We now have a direct platform on which we can show people all the assets at our disposal that can increase our social desirability and completely disregard those that reduce it. In order to look more fascinating to our followers, we only share moments that show us in a positive state of mind, as happiness is the tool to measure how charming someone can be.

When we show sadness, it is only done a posteriori—after the discomforting event has happened—so we can be admired for overcoming a difficult time. Due to this filtering process of our persona, the reality of social media does not correspond to the truth.

Instead, the world seen through the lenses of Instagram becomes a staging: we know it through fiction and in the form of fiction. We become the authors of our own play, in which we are both producers and consumers of digital content—a.k.a. prosumers.

The picture of a perfect muscled body reminds me of all the afternoons spent eating and watching Netflix on the sofa instead of working out

The anxiogenic result of this mechanism is that, every time we open our Instagram homepage and look at others’ posts, we are constantly reminded of the countless possible lives we could have had if we had made different decisions: the picture of a perfect muscled body reminds me of all the afternoons spent eating and watching Netflix on the sofa instead of working out; the picture of a person tanning at the beach reminds me of the travels I could have afforded if I had not dropped out of school; the stories of people drinking out remind me of how my nights would have been if I had chosen different friends; the pictures of the happy couple remind me of how lucky in love other people are.

Suddenly—unlike ours—the lives of the people we follow look so coherent and fulfilling, and the physical distance that originates from digital socialization makes this reality even more distorted. As a response, we tend to post more and more to keep on showing off, reproducing a never-ending circle of fascinating illusions.

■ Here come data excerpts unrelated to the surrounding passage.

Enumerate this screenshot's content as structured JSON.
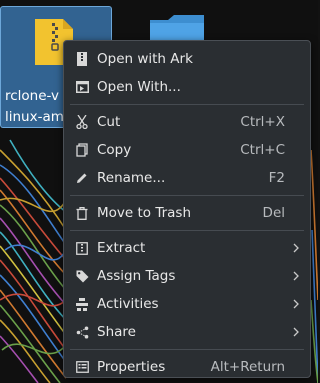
{
  "desktop": {
    "selected_icon_label_line1": "rclone-v",
    "selected_icon_label_line2": "linux-am"
  },
  "menu": {
    "items": [
      {
        "label": "Open with Ark",
        "icon": "ark-icon"
      },
      {
        "label": "Open With...",
        "icon": "open-with-icon"
      },
      {
        "label": "Cut",
        "shortcut": "Ctrl+X",
        "icon": "scissors-icon"
      },
      {
        "label": "Copy",
        "shortcut": "Ctrl+C",
        "icon": "copy-icon"
      },
      {
        "label": "Rename...",
        "shortcut": "F2",
        "icon": "pencil-icon"
      },
      {
        "label": "Move to Trash",
        "shortcut": "Del",
        "icon": "trash-icon"
      },
      {
        "label": "Extract",
        "icon": "extract-icon",
        "submenu": true
      },
      {
        "label": "Assign Tags",
        "icon": "tag-icon",
        "submenu": true
      },
      {
        "label": "Activities",
        "icon": "activities-icon",
        "submenu": true
      },
      {
        "label": "Share",
        "icon": "share-icon",
        "submenu": true
      },
      {
        "label": "Properties",
        "shortcut": "Alt+Return",
        "icon": "properties-icon"
      }
    ]
  }
}
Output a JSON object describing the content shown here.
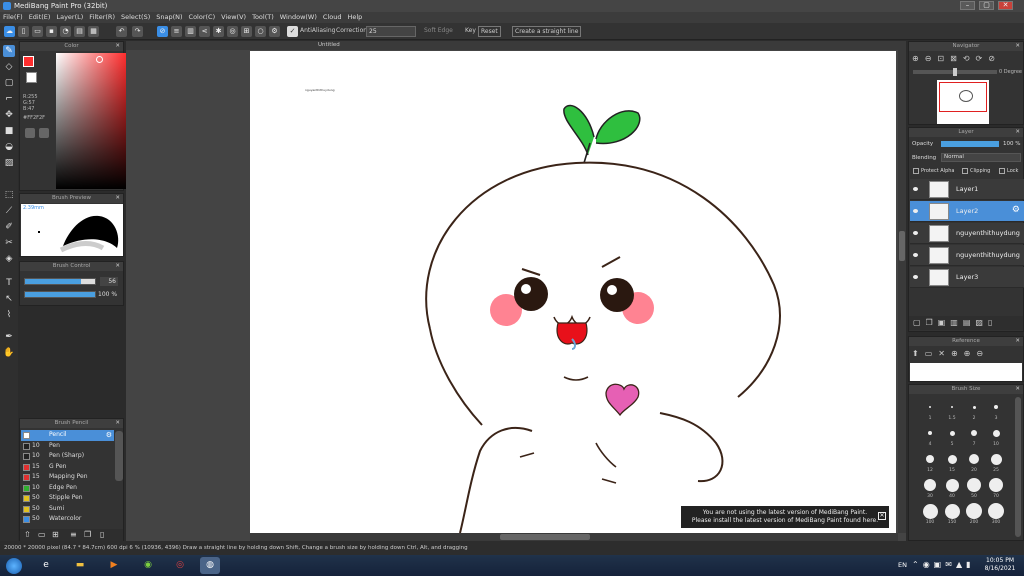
{
  "window": {
    "title": "MediBang Paint Pro (32bit)",
    "min": "–",
    "max": "▢",
    "close": "✕"
  },
  "menu": [
    "File(F)",
    "Edit(E)",
    "Layer(L)",
    "Filter(R)",
    "Select(S)",
    "Snap(N)",
    "Color(C)",
    "View(V)",
    "Tool(T)",
    "Window(W)",
    "Cloud",
    "Help"
  ],
  "toolbar": {
    "antialiasing": "AntiAliasing",
    "correction_label": "Correction",
    "correction_value": "25",
    "soft_edge": "Soft Edge",
    "key": "Key",
    "reset": "Reset",
    "straight": "Create a straight line"
  },
  "document": {
    "tab": "Untitled",
    "small_text": "nguyenthithuydung"
  },
  "color_panel": {
    "title": "Color",
    "r": "R:255",
    "g": "G:57",
    "b": "B:47",
    "hex": "#FF2F2F",
    "accent": "#FF2F2F"
  },
  "brush_preview": {
    "title": "Brush Preview",
    "size": "2.39mm"
  },
  "brush_control": {
    "title": "Brush Control",
    "size_value": "56",
    "opacity_value": "100 %",
    "size_fraction": 0.8,
    "opacity_fraction": 1.0
  },
  "brush_list": {
    "title": "Brush Pencil",
    "items": [
      {
        "size": "",
        "name": "Pencil",
        "color": "#ffffff"
      },
      {
        "size": "10",
        "name": "Pen",
        "color": "#222222"
      },
      {
        "size": "10",
        "name": "Pen (Sharp)",
        "color": "#222222"
      },
      {
        "size": "15",
        "name": "G Pen",
        "color": "#e03030"
      },
      {
        "size": "15",
        "name": "Mapping Pen",
        "color": "#e03030"
      },
      {
        "size": "10",
        "name": "Edge Pen",
        "color": "#30b030"
      },
      {
        "size": "50",
        "name": "Stipple Pen",
        "color": "#e0c020"
      },
      {
        "size": "50",
        "name": "Sumi",
        "color": "#e0c020"
      },
      {
        "size": "50",
        "name": "Watercolor",
        "color": "#3a8ee6"
      }
    ]
  },
  "navigator": {
    "title": "Navigator",
    "angle": "0 Degree"
  },
  "layers": {
    "title": "Layer",
    "opacity_label": "Opacity",
    "opacity_value": "100 %",
    "blending_label": "Blending",
    "blending_value": "Normal",
    "protect_alpha": "Protect Alpha",
    "clipping": "Clipping",
    "lock": "Lock",
    "items": [
      {
        "name": "Layer1",
        "selected": false
      },
      {
        "name": "Layer2",
        "selected": true
      },
      {
        "name": "nguyenthithuydung",
        "selected": false
      },
      {
        "name": "nguyenthithuydung",
        "selected": false
      },
      {
        "name": "Layer3",
        "selected": false
      }
    ]
  },
  "reference": {
    "title": "Reference"
  },
  "brush_size": {
    "title": "Brush Size",
    "labels": [
      "1",
      "1.5",
      "2",
      "3",
      "4",
      "5",
      "7",
      "10",
      "12",
      "15",
      "20",
      "25",
      "30",
      "40",
      "50",
      "70",
      "100",
      "150",
      "200",
      "300"
    ]
  },
  "toast": {
    "line1": "You are not using the latest version of MediBang Paint.",
    "line2": "Please install the latest version of MediBang Paint found here."
  },
  "status": "20000 * 20000 pixel (84.7 * 84.7cm) 600 dpi 6 % (10936, 4396) Draw a straight line by holding down Shift, Change a brush size by holding down Ctrl, Alt, and dragging",
  "taskbar": {
    "lang": "EN",
    "time": "10:05 PM",
    "date": "8/16/2021"
  }
}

However, after my post-modern nihilist analysis, there might be a soft light at the end of the tunnel: close friends’ stories. In the stories I post for my close friends I am more relaxed and none of the events I show is worth sharing, according to the popularity norms of Instagram.

I will make sure to upload on Tinder at least one picture where people can notice how truthfully big my nose is

Unconsciously, I do lower my masquerade and go against the desirability pattern. The close friends’ list represents the most inner circle of relationships—the word “close” itself lures one into a safe social bubble.

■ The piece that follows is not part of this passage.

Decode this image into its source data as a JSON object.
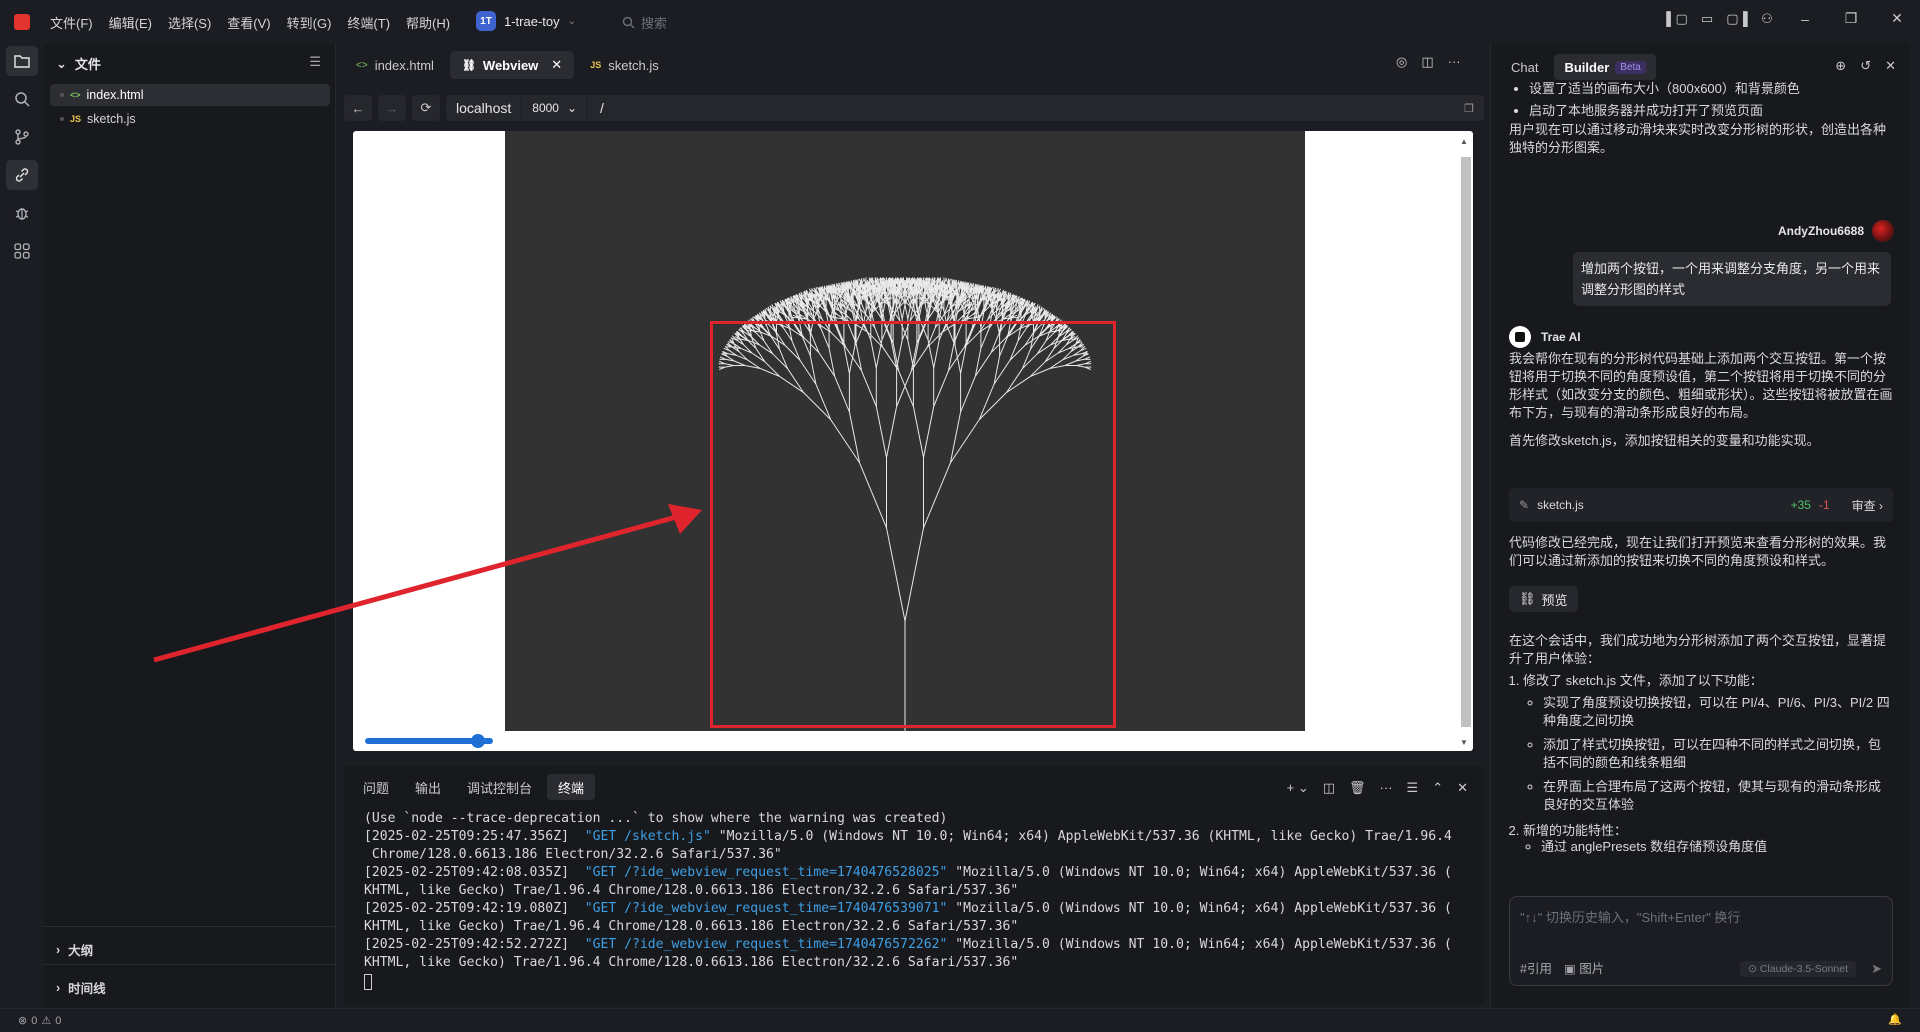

You might want to be desired by your acquaintances, but not your close friends; they are already attracted by you, otherwise they would not be close! Thus, with them you feel no need to show how much you are drinking on a weekend, how breathtaking the city you are visiting is and how lovely your partner is.

You just want to be you and share whatever is going through your mind without the feeling of being less attractive because of it.

At the end of the day, maybe it is not the right thing to ask yourself what is truthful on social media that allows you to grow dog ears and to look like a Bratz doll with the use of filters.

While I add this question to my personal list of unresolved big doubts, I will make sure to upload on Tinder at least one picture where people can notice how truthfully big my nose is.